8 de julio de 2024

El Credo

Se encarnó y se hizo hombre 

Uno de los fundamentos de la fe cristiana es la Encarnación de Dios: “Y el Verbo se hizo carne y habitó entre nosotros” (Jn. 1:14). En Jesucristo, no se encarnó toda la Trinidad, sino Dios Hijo, el Verbo, quien procede del Padre y hace su voluntad. Como hemos dicho, Él existe desde la eternidad (no se creó al encarnarse) y, por nuestra salvación, asumió la naturaleza humana. 

Jesús es verdadero hombre. No era solo una manifestación espiritual (docetismo), ni apareció en el mundo ya adulto. Pasó por todas las etapas de la vida humana, desde la concepción en el vientre de su madre, hasta la muerte. Asumió un cuerpo sexuado, una identidad masculina, con los rasgos propios de un judío de Palestina. Vivió en un momento histórico particular, con su cultura, lengua, hábitos y costumbres. Sintió frío, hambre, sueño, dolor. Compartió, en todos los aspectos, menos en el pecado, nuestra humanidad. 

La Encarnación de Dios Hijo no implicó que su naturaleza divina disminuyera o se mezclara. Como se reconoció, en el Concilio de Calcedonia (451), en Jesucristo se unieron la naturaleza humana y la divina, “sin confusión, sin cambio, sin división, sin separación”. Podemos decir que Jesucristo es de la misma naturaleza divina del Padre, y de la misma naturaleza humana de su madre.  

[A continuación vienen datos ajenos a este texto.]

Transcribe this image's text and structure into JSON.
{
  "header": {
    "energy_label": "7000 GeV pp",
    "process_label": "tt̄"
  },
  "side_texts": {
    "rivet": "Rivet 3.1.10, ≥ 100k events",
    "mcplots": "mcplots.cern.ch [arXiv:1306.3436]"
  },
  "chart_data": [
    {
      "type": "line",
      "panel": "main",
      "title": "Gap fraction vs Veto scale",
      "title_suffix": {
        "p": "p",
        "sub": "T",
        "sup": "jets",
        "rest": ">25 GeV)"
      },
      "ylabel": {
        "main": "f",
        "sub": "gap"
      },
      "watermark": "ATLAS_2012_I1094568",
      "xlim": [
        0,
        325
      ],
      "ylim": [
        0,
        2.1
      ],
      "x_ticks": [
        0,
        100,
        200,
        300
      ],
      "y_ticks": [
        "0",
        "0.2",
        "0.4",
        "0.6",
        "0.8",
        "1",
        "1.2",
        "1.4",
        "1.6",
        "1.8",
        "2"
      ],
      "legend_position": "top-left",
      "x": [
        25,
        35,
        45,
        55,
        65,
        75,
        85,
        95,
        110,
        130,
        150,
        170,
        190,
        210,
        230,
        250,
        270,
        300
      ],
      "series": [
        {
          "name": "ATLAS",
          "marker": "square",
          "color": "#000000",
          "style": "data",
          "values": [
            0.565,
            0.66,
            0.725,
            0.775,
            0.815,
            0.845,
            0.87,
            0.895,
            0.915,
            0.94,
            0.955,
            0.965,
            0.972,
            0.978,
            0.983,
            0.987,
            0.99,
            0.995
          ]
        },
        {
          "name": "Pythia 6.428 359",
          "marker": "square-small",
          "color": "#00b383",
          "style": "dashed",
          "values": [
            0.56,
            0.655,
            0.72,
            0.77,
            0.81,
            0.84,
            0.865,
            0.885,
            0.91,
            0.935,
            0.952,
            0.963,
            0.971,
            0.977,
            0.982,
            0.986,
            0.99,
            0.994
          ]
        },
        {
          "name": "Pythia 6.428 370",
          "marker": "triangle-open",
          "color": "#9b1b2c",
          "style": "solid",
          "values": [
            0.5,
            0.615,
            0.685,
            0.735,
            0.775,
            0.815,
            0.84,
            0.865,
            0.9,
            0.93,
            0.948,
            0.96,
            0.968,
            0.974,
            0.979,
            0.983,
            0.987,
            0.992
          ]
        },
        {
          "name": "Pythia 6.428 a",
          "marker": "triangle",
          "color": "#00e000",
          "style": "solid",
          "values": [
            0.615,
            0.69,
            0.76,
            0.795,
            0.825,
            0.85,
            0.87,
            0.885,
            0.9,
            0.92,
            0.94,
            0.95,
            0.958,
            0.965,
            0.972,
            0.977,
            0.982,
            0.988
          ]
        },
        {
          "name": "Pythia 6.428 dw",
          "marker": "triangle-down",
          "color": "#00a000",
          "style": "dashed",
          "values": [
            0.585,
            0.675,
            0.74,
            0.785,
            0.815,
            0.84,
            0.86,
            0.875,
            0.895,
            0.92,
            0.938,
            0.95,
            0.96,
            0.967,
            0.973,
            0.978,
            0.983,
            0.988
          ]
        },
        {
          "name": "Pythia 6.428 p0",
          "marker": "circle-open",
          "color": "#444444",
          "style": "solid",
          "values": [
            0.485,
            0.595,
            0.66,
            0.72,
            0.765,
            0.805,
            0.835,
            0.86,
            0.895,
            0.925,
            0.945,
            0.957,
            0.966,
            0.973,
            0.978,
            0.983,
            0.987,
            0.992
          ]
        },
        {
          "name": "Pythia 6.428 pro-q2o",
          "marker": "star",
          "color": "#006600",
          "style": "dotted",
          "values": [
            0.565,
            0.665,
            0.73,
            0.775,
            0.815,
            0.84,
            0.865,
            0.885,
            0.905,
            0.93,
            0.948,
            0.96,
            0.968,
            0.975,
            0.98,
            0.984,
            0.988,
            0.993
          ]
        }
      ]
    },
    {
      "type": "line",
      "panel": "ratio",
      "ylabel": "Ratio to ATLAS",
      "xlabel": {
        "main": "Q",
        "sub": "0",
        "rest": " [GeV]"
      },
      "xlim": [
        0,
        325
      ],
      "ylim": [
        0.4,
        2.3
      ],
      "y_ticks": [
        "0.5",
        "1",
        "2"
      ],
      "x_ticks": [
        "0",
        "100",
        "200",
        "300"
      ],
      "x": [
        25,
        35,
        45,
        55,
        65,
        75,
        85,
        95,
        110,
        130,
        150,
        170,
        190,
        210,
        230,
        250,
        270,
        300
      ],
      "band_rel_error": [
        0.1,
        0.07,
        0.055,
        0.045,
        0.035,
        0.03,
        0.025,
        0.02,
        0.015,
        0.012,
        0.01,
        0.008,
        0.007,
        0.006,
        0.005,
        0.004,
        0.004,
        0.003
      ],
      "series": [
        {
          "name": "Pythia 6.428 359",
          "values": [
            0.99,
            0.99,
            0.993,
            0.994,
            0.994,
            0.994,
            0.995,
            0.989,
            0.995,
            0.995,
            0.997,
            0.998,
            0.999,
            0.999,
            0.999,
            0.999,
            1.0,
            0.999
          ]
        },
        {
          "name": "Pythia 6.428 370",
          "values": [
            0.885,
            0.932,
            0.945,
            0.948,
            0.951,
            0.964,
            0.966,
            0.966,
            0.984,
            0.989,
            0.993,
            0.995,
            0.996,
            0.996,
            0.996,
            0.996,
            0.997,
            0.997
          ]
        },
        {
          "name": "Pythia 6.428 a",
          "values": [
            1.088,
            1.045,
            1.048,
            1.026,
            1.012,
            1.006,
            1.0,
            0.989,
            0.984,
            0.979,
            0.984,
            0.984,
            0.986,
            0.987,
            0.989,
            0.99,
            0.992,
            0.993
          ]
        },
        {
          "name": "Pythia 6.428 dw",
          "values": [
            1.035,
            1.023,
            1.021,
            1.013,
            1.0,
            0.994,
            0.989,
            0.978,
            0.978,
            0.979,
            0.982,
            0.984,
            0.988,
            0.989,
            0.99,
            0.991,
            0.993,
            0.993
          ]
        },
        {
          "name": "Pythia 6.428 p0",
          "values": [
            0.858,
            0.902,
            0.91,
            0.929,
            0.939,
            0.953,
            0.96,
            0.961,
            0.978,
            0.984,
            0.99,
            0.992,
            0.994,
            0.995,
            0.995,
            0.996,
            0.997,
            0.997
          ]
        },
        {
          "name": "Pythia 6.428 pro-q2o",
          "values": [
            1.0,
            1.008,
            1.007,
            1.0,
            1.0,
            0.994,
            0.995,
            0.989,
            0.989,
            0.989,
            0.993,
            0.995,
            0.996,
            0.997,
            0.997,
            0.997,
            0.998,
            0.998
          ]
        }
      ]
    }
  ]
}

Por otro lado, al asumir la naturaleza humana, Dios la elevó a su nivel, nos hizo nuevamente dignos y capaces de su divinidad. Si Jesús hubiera sido solo un mensajero o un “milagrero”, nuestra humanidad seguiría condenada. Era necesario que Dios mismo se volviera humano, para que nosotros pudiésemos alcanzar la salvación. De ahí, el nombre de Jesús: Dios salva. Jesús es el nuevo Adán. Con Él, nace una nueva humanidad, de la que ya somos parte todos los bautizados. Por Él, y junto con Él, podemos llamarnos hijos de Dios.